The Protection Mountain Fire Guard project is expected to be completed in March 2023 and will clear an area of 32.8 hectares to landscape level.
Contract work began on December 8 and will begin mobilizing equipment and creating temporary access roads to allow the flow of traffic while crews remove trees, burn debris and transport materials on and off site.
Dwight Bourdin, resource conservation manager for the Lake Louise, Yoho, Kootenay Field Unit with Parks Canada, said the area was chosen for the proactive fire watch for a few reasons.
“It’s really just giving us a line in the sand, a tactical place where if we have a wildfire in the valley, we can actually start to strategically control that fire because of what the landscape dictates a little bit … Just next to the Protection Mountain Campground has some protection from up there and ecologically it will open up that forest,” he said.
“It also provides good habitat for species such as grizzly bears, elk, deer and sloth and that was one of the key goals.”
The timeline for when cleanup will begin is largely dependent on the weather, Bourdin said, adding that conservation officers will be on site to ensure all environmental mitigations are followed.

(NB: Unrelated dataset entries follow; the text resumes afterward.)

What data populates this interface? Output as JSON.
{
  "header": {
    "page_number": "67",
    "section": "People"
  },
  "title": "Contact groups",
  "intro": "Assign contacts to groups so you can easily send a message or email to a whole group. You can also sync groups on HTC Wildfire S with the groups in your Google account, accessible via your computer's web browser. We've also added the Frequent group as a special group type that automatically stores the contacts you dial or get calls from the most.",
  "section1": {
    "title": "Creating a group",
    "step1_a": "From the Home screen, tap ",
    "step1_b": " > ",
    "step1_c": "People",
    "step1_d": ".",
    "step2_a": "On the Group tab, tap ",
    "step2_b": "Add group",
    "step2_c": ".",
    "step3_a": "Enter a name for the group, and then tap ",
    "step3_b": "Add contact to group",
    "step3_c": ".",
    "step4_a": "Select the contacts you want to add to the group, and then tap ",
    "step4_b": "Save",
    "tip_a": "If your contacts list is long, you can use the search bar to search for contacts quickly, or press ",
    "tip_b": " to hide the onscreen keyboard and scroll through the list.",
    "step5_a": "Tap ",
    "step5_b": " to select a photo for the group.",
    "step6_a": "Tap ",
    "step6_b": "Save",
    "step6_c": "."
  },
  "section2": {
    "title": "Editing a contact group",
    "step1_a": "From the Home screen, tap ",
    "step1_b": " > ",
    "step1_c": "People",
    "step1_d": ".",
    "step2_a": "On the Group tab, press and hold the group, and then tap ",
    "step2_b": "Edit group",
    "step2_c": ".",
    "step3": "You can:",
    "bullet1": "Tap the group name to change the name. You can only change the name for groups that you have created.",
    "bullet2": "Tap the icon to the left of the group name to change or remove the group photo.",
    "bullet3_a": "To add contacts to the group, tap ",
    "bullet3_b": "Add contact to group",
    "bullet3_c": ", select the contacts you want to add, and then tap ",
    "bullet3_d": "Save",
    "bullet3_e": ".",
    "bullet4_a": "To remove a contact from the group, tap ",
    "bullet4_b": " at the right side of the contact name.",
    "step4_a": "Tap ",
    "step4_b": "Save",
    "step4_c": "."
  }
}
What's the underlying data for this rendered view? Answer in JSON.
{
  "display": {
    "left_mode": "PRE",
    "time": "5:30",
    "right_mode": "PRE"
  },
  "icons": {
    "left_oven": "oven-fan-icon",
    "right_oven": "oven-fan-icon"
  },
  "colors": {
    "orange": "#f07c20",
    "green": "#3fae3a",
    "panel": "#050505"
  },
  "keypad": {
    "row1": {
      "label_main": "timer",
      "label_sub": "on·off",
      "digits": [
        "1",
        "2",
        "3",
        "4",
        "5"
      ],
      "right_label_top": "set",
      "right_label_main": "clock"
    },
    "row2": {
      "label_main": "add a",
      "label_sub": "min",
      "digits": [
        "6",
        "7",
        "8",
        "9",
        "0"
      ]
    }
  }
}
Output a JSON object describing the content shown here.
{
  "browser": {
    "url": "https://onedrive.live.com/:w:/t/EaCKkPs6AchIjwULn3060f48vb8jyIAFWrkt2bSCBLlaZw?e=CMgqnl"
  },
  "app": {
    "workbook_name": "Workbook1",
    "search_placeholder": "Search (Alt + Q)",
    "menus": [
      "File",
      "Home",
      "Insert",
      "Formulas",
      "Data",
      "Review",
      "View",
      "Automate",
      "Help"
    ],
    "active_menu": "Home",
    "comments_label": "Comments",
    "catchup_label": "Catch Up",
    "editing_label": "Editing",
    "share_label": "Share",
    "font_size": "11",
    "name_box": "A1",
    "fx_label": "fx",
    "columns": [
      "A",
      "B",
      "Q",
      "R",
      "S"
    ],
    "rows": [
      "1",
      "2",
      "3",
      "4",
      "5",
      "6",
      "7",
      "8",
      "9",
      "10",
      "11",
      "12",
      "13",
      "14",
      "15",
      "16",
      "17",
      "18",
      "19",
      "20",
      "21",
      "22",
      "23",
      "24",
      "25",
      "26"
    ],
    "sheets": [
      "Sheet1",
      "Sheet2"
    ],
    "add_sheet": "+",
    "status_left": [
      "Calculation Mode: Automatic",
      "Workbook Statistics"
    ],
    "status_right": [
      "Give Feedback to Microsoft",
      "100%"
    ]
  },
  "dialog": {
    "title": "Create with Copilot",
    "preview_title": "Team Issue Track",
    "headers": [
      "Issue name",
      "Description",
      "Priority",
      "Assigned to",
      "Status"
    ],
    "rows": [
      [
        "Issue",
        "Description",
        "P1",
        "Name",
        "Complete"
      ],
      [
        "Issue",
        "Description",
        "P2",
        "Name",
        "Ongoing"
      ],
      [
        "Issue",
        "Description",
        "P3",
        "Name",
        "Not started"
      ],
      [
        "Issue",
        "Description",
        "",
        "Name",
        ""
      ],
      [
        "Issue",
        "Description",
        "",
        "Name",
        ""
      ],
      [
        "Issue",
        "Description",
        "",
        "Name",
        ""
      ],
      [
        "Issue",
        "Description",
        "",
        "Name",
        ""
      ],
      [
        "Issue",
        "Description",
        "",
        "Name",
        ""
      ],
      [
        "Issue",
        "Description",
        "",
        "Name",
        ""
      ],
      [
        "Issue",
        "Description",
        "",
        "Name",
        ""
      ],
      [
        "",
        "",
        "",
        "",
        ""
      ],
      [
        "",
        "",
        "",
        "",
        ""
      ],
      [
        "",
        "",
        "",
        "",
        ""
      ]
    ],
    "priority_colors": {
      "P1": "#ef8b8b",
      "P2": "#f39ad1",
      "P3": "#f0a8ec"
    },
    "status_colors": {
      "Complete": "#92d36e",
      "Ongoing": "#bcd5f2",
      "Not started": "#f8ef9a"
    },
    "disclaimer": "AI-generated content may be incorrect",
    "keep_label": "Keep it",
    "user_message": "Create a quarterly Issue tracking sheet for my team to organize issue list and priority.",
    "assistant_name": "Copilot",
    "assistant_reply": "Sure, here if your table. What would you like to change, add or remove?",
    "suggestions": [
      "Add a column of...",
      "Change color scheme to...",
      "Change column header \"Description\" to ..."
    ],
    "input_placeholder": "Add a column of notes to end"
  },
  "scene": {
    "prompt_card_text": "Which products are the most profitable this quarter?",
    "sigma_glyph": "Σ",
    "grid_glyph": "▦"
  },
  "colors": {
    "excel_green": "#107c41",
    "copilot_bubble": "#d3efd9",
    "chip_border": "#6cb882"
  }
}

Once cleanup begins, workers will be on site 24 hours a day, seven days a week until the project is complete. Parks Canada said in a statement that they expect some intermittent road closures along that stretch of highway.
Work on the fire watch will prohibit public access to the area and a 500-meter section of the Baker Creek to Protection Mountain Campground cross-country ski trail will be closed.
“All efforts will be made to limit smoking during stack burning. However, unpredictable changes in weather can increase and divert smoke. Be prepared for possible delays and reduced visibility on portions of Highway 1A while fire occurs,” the Parks statement said.
Anyone in the area with respiratory conditions or severe sensitivity to smoke can be added to a smoke sensitive list by contacting the fire information officer at email@example.com or 250-341-4011.
Bourdin said another fire station, for the community of Lake Louise, is in the planning stages.
“(Projects like this) have a lot to do with resiliency and protecting the communities and infrastructure in the Valley, and everything that makes it safer for visitors … And helps build resilience for our parks and forest ecosystems that could ultimately be impacted by climate change become,” he said. “We want to make sure we’re proactive.”